ANALİZ
Devlet Bahçeli'nin “Anayasa çiğneniyor, hukuk yok ediliyor,
fiili durum diyorlar, ya anayasal sınırınıza geri çekilin ya da
fiili durumu hukuki hale getirin” sözleri üzerine AKP çok
heyecanlandı.
Başbakan, Bahçeli'nin bu sözlerini Başkanlık sistemine yeşil ışık
olarak değerlendirdi ve “Başkanlık sistemini en kısa sürede
Meclis'e getireceğiz”dedi.
15 gün önce olanların özeti buydu.
Sonra kıyamet koptu.
AKP “Bu sefer tamam” havasına girerken muhalefet ise MHP'ye ateş
püskürmeye başladı.
İlk günlerde açıkçası benim de canım sıkılmıştı. MHP'nin tıpkı
Meclis Başkanlığı seçimindeki gibi yine “AKP'ye koltuk değneği”
olmaya soyunduğunu düşünmüştüm.
Nitekim iki yazıyla Bahçeli'nin tavrını eleştirdim, “Duvar bile
anlar diyorsunuz, evet duvar bile başkanlık için oy vereceğinizi
anlıyor” diye de yazmıştım.
Ancak geçen günler içinde bu fikrim değişime uğradı.
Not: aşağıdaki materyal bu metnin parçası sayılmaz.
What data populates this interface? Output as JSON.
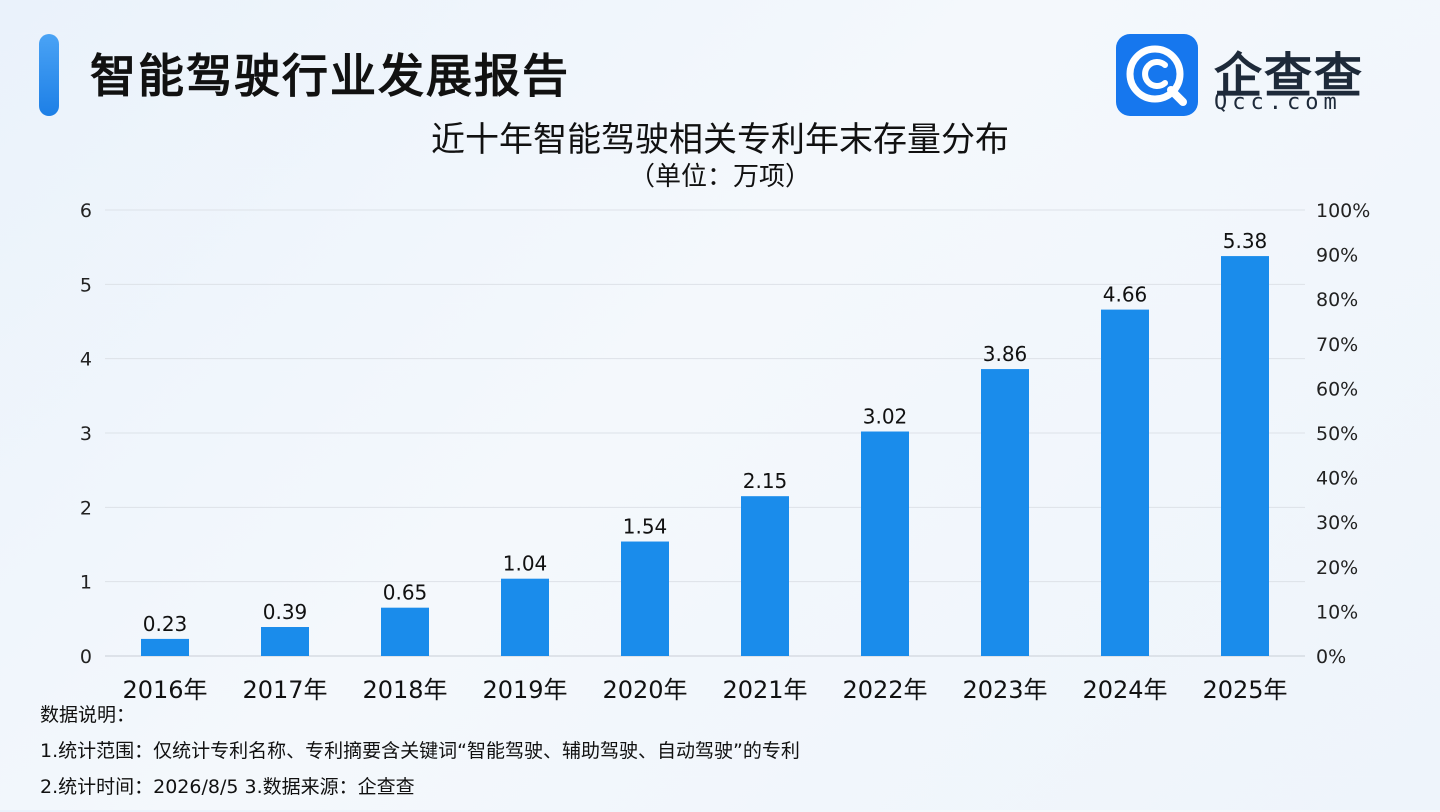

Çünkü Bahçeli'nin sözlerini dikkatle okuyunca ortaya çıkan şu;
“Fiili durum adı altında anayasayı çiğniyorsunuz. Madem Türkiye'nin
kurtuluşu yarattığınız bu fiili durumda, o halde uzatmayın,
anayasayı önümüze koyun. Ona bakalım biz de kararımızı
verelim.”
Bahçeli'nin bu mantığını başkanlık için destek olarak
okuyabilirsiniz.
Ben aynı kanıda değilim.
Neden şu; AKP 2007 seçimlerinden bu yana “yeni anayasa” konusunu
gündemde tutuyor. Ama geçen 11 yıl içinde ortaya elle tutulur bir
anayasa koyamadı.
Lafa bakarsanız “yeni anayasa” ilgili pek çok görüş var ama dört
başı mamur bir anayasa metnini hala görmedik.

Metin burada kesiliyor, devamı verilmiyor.